J’ai dans ma cuisine une boite de café.
C’est une boite à grains, hermétiquement fermée.
Le motif noir et blanc me rappelle des jours heureux,
Dans un autre pays, ou le café est délicieux.
Quand je l’ouvre quelquefois pour remplir la machine,
Ou aussi, de temps à autre, si quelque chose me chagrine,
Le parfum m’enveloppe et je ne peux résister.
Je renifle plusieurs fois, je me laisse enivrer.
Et la chaleur est là, de nouveau, pour me réconforter.
Puis, telle cette héroïne de ciné, je prends l’air malicieux,
Je prépare ma main lentement, dressant mes doigts aventureux.

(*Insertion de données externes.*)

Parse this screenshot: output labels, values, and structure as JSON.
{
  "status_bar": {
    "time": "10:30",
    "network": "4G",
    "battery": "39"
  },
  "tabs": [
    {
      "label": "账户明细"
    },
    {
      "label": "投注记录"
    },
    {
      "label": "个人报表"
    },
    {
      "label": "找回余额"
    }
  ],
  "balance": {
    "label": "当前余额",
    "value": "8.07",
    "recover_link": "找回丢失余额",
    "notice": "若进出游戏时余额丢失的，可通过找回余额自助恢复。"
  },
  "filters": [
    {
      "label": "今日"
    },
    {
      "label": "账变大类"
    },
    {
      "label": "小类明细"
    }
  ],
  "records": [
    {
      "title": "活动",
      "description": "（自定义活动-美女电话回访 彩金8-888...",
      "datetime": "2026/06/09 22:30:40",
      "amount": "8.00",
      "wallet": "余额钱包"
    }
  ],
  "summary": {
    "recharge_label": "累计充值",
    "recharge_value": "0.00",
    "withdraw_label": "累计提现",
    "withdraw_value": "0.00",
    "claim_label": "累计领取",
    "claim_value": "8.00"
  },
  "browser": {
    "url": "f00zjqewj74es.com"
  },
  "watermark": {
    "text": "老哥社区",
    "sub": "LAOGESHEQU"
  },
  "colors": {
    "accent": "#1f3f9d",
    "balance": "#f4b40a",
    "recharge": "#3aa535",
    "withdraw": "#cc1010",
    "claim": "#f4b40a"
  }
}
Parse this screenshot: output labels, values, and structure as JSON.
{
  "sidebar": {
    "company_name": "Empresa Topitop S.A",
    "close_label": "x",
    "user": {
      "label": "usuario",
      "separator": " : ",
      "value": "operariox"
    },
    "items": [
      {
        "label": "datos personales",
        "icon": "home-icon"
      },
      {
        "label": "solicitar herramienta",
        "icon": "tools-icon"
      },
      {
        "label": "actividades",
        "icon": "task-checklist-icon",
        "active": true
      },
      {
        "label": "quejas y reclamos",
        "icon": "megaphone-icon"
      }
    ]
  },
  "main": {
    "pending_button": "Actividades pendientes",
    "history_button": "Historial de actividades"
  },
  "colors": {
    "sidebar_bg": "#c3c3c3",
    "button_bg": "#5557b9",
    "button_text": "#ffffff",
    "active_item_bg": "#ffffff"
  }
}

Je les glisse doucement dans la boite de café,
Pour sentir les grains tendrement me caresser.
Alors, comme quand le morceau de madeleine amolli par le thé,
Arrive aux lèvres de cet écrivain fatigué,
Les souvenirs me reviennent, ceux du vieil épicier,
Avec sa moustache, ses yeux rieurs, et son accent ensoleillé.
Il disait toujours à ma mère « Laissez, laissez ! »
Lorsque je plongeai ma main dans les gros sacs de grains.
Tous ces plaisirs de l’enfance, rangés dans un coin,
Remisés, engloutis, au fond du cerveau, sous les soucis,
Regagnent soudain mon cœur, dans un grand charivari.
Les odeurs, les sensations, jaillissent en une onde colorée.
Des papillons virevoltent dans mes entrailles fleuries.
Mais il faut avancer, faire couler le café.
J’appuie sur le bouton, la tasse se remplit.
Le cœur est réchauffé, le moment s’est enfui.